木槿的手顫抖著,就算閉上眼,她還能清楚的感受到手中水果刀的刀尖一點一點的陷進他的身體裡,還有血一滴一滴滴在冰冷地板上的聲音,可是始終,沒有聽到他哼一聲。她咬著唇,眼淚順著她的臉頰下來,她終於受不了的哭出聲鬆了手,這世上比死還絕望的就是和最愛的人反目成仇,他為什麼要把她變成今天這個樣子,恨他,卻無法狠得下心來手刃他,愛他,卻不能留下來和他廝守!
水果刀的尖端已經有一小截推進江少城的身體裡了,他忍著劇痛將刀拔出來,一手捂住傷口,一手將她攬到懷裡,下巴擱在她的頭頂,不斷的道歉:“對不起,木槿,對不起,相信我,我寧願所有的痛都由我來承受也不願意讓你受到一點傷害。
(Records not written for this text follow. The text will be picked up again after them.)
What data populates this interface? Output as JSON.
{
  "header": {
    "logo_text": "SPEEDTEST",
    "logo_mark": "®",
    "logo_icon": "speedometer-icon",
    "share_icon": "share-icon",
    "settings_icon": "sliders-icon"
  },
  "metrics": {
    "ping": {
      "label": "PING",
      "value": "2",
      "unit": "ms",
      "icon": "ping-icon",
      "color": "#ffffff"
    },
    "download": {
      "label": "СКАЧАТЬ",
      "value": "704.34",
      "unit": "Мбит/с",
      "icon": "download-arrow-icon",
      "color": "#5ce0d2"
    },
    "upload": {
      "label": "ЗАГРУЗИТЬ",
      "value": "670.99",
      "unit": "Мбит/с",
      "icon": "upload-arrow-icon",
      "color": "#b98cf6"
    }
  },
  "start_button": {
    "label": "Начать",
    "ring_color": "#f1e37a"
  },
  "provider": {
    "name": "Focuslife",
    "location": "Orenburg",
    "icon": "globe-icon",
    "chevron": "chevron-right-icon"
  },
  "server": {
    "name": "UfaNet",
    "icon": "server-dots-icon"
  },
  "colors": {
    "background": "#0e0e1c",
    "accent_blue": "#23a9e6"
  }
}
你可以恨我,但我不能讓你離開,記得嗎,結婚的時候,我們說過,生死與共,福禍相隨,這一生你我都不能放手。”
木槿只是在他懷裡哭,什麼誓言,什麼承諾,她通通都不想再信了,可是過去他說過的話,過去那些快樂的片段為什麼依然還在她腦海里,生生的凌遲著她!
☆、第一百一十二章她也會處處防著他了!
坐在小區的涼亭里,木槿迎著初夏黃昏的落日伸出手,光線從她的指間穿過,她以前就很愛做這樣的動作,那時候看著手上象徵著永恆的婚戒在太陽光下折射出璀璨的光線,總會傻傻的笑。現在戴著戒指的那隻手已經空空如也,龍在岩帶著她從木家逃出來的那一晚,她就把手上的那枚戒指摘下來扔了,這世上再也沒有東西可以代表永恆!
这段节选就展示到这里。